In our lab, we are interested in understanding which lipids and protein machineries are involved in ATG9A vesicle trafficking. ATG9A is crucial in the autophagy pathway for phagophore formation and maturation. However, we’ve recently been studying the impact of ATG9A in organelles homeostasis.
The biggest challenge is to uncover the molecular details of how proteins and protein machineries function. Technologies such as protein engineering, based on AlphaFold and high-resolution in-situ cryo-EM are currently providing the most advances. My lab’s work has established fundamental insight into how autophagosomes are formed.
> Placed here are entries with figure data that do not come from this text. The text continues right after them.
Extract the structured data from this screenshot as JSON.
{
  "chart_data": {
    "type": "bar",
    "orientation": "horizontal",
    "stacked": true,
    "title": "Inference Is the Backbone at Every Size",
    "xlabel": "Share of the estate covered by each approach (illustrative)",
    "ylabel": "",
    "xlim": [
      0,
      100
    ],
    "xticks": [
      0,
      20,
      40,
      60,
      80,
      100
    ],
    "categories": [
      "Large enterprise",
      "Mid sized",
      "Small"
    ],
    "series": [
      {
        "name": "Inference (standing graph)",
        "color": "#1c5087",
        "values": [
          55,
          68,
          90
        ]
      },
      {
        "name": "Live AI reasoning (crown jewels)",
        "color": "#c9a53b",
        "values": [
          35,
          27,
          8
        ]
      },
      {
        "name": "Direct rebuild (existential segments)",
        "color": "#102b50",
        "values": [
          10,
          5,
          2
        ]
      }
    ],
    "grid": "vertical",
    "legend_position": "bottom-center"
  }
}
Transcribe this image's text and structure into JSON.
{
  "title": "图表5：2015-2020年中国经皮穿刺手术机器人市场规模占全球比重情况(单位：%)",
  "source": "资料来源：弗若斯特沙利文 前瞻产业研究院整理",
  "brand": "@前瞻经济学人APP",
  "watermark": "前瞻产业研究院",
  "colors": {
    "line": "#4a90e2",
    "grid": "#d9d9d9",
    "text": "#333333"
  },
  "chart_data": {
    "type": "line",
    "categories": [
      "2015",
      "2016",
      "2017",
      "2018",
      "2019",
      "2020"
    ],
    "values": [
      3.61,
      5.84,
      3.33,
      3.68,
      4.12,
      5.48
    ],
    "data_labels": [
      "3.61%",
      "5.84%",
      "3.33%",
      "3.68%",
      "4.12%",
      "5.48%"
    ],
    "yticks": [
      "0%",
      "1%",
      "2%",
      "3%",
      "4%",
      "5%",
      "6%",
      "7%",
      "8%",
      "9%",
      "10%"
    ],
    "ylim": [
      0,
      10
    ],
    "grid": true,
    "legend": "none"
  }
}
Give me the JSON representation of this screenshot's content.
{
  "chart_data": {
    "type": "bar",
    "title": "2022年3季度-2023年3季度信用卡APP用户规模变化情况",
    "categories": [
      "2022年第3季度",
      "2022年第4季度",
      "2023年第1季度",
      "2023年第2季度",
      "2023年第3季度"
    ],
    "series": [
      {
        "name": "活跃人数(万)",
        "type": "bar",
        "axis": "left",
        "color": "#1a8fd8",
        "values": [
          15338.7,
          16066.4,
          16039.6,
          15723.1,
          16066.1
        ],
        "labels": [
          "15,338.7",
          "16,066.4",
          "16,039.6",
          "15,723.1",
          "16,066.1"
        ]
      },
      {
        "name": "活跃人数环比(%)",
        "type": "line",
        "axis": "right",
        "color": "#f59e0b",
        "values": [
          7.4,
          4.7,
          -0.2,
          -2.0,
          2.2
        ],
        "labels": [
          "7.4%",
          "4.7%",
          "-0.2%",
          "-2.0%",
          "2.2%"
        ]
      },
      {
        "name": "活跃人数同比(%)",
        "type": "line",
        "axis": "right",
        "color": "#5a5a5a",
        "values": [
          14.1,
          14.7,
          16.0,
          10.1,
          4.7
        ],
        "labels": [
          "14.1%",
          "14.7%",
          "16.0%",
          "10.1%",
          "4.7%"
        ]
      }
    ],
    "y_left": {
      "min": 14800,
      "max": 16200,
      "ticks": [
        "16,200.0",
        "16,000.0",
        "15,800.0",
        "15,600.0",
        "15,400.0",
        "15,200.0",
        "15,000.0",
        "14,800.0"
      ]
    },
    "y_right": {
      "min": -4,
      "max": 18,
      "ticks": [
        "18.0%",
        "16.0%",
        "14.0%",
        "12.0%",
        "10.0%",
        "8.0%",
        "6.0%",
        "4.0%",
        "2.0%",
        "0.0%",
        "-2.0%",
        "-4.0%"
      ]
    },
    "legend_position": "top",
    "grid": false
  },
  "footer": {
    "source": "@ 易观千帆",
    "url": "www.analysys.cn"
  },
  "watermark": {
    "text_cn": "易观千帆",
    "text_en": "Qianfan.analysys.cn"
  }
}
These insights have been supported by advanced molecular cell biology techniques such as the one described here. We describe some drawbacks of using certain protein tags and how ATG9A’s behavior can change depending on the localization of the tag. So, either N or C-terminus.
We also suggest ways of detecting these drawbacks and how to avoid them. Besides this, we also provide a workflow of quantifying ATG9A dispersal in a reproducible manner. Here, we provide with a workflow from immunofluorescence and live imaging to image acquisition and analysis for the analysis of the dispersal of ATG9 among different cellular compartments.
And we do think that standardization of pipelines for image analysis is a priority for cell biologists to be able to increase the reliability and reproducibility of our results.
van Vliet, A. R., De Tito, S., Almacellas, E., Tooze, S. A. Imaging ATG9A, a Multi-Spanning Membrane Protein. J. Vis. Exp. (196), e65349, doi:10.3791/65349 (2023).